Bike Donations for Sale "As Is"

Justin's proposal: similar to bike church in santa cruz: when a nearly-complete bike comes in, instead of stripping it, we sell it "as is" as a project bike. Would reduce wasted effort stripping and reassembling, and would help the patron who feels excluded from the Bike Kitchen b/c they are intimidated by building a bike from scratch, but would be comfortable starting with a mostly-built bike. Justin gives demo with a good-looking rock hopper -- $100, buy the parts you need to finish it, refurb it. We already have a policy posted for this (see main sign in shop). Mechanics / Staff members can buy them for half the price.
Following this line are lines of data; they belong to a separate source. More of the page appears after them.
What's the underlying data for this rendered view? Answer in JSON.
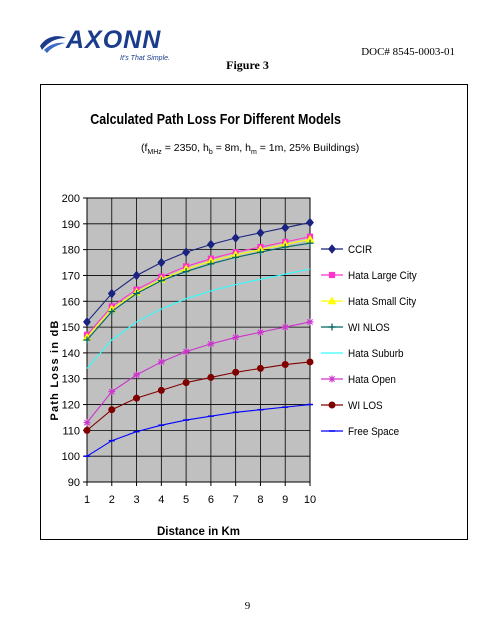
{
  "header": {
    "logo_text": "AXONN",
    "logo_tagline": "It's That Simple.",
    "doc_number": "DOC# 8545-0003-01",
    "figure_caption": "Figure 3"
  },
  "footer": {
    "page_number": "9"
  },
  "colors": {
    "plot_background": "#c0c0c0",
    "grid": "#000000",
    "logo": "#1b3c8c"
  },
  "chart_data": {
    "type": "line",
    "title": "Calculated Path Loss For Different Models",
    "subtitle_parts": {
      "open": "(f",
      "f_sub": "MHz",
      "f_val": " = 2350, h",
      "b_sub": "b",
      "b_val": " = 8m, h",
      "m_sub": "m",
      "m_val": " = 1m, 25% Buildings)"
    },
    "xlabel": "Distance in Km",
    "ylabel": "Path Loss in dB",
    "x": [
      1,
      2,
      3,
      4,
      5,
      6,
      7,
      8,
      9,
      10
    ],
    "xlim": [
      1,
      10
    ],
    "ylim": [
      90,
      200
    ],
    "yticks": [
      90,
      100,
      110,
      120,
      130,
      140,
      150,
      160,
      170,
      180,
      190,
      200
    ],
    "grid": true,
    "legend_position": "right",
    "series": [
      {
        "name": "CCIR",
        "color": "#1a237e",
        "marker": "diamond",
        "values": [
          152,
          163,
          170,
          175,
          179,
          182,
          184.5,
          186.5,
          188.5,
          190.5
        ]
      },
      {
        "name": "Hata Large City",
        "color": "#ff33cc",
        "marker": "square",
        "values": [
          147,
          158,
          164.5,
          169.5,
          173.5,
          176.5,
          179,
          181,
          183,
          185
        ]
      },
      {
        "name": "Hata Small City",
        "color": "#ffff00",
        "marker": "triangle",
        "values": [
          146,
          157,
          163.5,
          168.5,
          172.5,
          175.5,
          178,
          180,
          182,
          184
        ]
      },
      {
        "name": "WI NLOS",
        "color": "#006666",
        "marker": "cross",
        "values": [
          145,
          156,
          163,
          168,
          171.5,
          174.5,
          177,
          179,
          181,
          182.5
        ]
      },
      {
        "name": "Hata Suburb",
        "color": "#33ffff",
        "marker": "none",
        "values": [
          134,
          145,
          152,
          157,
          161,
          164,
          166.5,
          168.5,
          170.5,
          172.5
        ]
      },
      {
        "name": "Hata Open",
        "color": "#cc33cc",
        "marker": "star",
        "values": [
          113,
          125,
          131.5,
          136.5,
          140.5,
          143.5,
          146,
          148,
          150,
          152
        ]
      },
      {
        "name": "WI LOS",
        "color": "#800000",
        "marker": "circle",
        "values": [
          110,
          118,
          122.5,
          125.5,
          128.5,
          130.5,
          132.5,
          134,
          135.5,
          136.5
        ]
      },
      {
        "name": "Free Space",
        "color": "#0000ff",
        "marker": "dash",
        "values": [
          100,
          106,
          109.5,
          112,
          114,
          115.5,
          117,
          118,
          119,
          120
        ]
      }
    ]
  }
}
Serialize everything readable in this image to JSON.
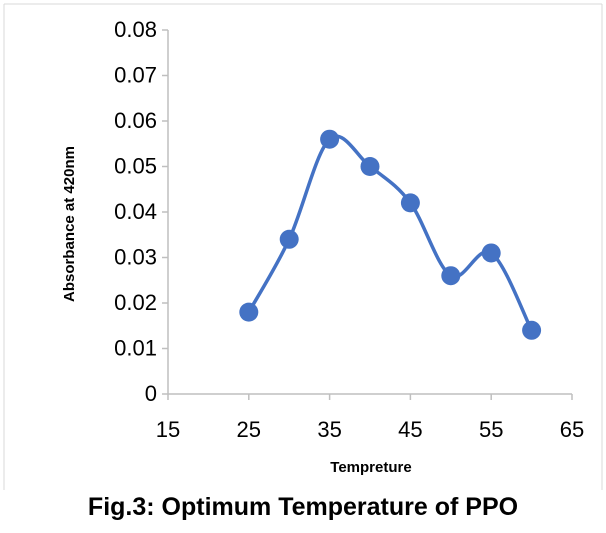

  • Tim: restates Ilana's email: since we teach people to fix their own bikes, she'd rather see the good parts from this bike stripped and used to build a few other bikes.
  • Daniel: it's not worth taking the parts off b/c they probably won't get properly reused. We should establish some kind of policy to determine which bikes should be stripped.
  • Jordan: the issue that we don't solicit enough donations. Having more donations would fill both needs of having better parts on hand and having near-complete bikes. Should make it required to buy membership and digging rights. Goes along with getting another space for storage.
  • Justin: agrees our main problem is not having enough parts in the shop. Likes requiring membership, but not requiring to buy digging rights.
  • John-Paul: yes membership, no digging rights (buying bike should include digging rights). This program is in line with our mission
  • Geoff: We have to price it in a way that it doesn't devalue digging rights. How do they pay for parts after they buy the bikes? How we keep these bikes separate needs to be addressed.
  • Ben: Opportunity to do a safety check of the bike with the patron, work with patron to evaluate a bike. You can still teach them about maintenance / upkeep
  • Geoffrey: skeptical that this isn't becoming a retail space (out of line with our mission) and people won't take advantage of the system. Also, patrons need parts now, and we shouldn't hold these ones back.
  • John-Paul: higher priority should be getting more parts.
  • Jordan: the conversation is: what is the right way to deal with nice bikes like this?
  • Marc: hesitant / skeptical of this idea. Staff have conflicting opinions about how to process a donation -- strip it down automatically or evaluate on a case-by-case basis. Complications will arise with patrons having to pay too much for additional parts.
  • Justin: this idea will make the bike kitchen more accessible. We can all find problems with this system, but we should try it until the next meeting.
  • Geoff: proposes not to strip bikes at all, and you get lucky if you get a good bike for digging rights. Be more strict about who can strip bikes. Put our foot down on people who put their name on three bikes.
  • Lauren: can we come up with something to try for a pricing scheme?
  • Ben: add 6 hours of volunteering to the price of the bike. You have to volunteer X hours.
  • John-Paul: changes his mind. not stripping as many bikes is a good idea. Even staff mechanics can't assemble a set of brakes from the wild west.
  • Jordan: doesn't like nice bikes like this hanging up b/c it causes problems -- patrons fighting over them
  • Daniel: be mindful about becoming too retail
  • Marc: more questioning of the proposed system, giving examples of when it will fail
  • Justin: my proposal only includes bikes this nice -- REALLY close to riding away.
  • Rezz: cap it by 3-5 slots on the wall to hang such bikes
  • Justin: it's really inefficient of us to take apart and build up bikes many times. likes 3-bike limit on "as-is", but we should try it for two months
  • Marc: need to iron out the details more
  • Justin: likes adding one-month expiration

Justin revised proposal: only 90%-complete bikes, for sale as-is, price is negotiable by staff, three slots available for "for sale as is" bikes, if it's not sold within a month it gets thrown to the wolves, patron has to be a member or buy a membership, BK staff can buy for half price, we'll try it for two months and revisit at the next staff meeting.

Vote: mostly yea, one nay (Geoffrey: "I work at a bike shop, and this is what we do, we sell bikes. That's not what the BK does."). Approved for two-month pilot.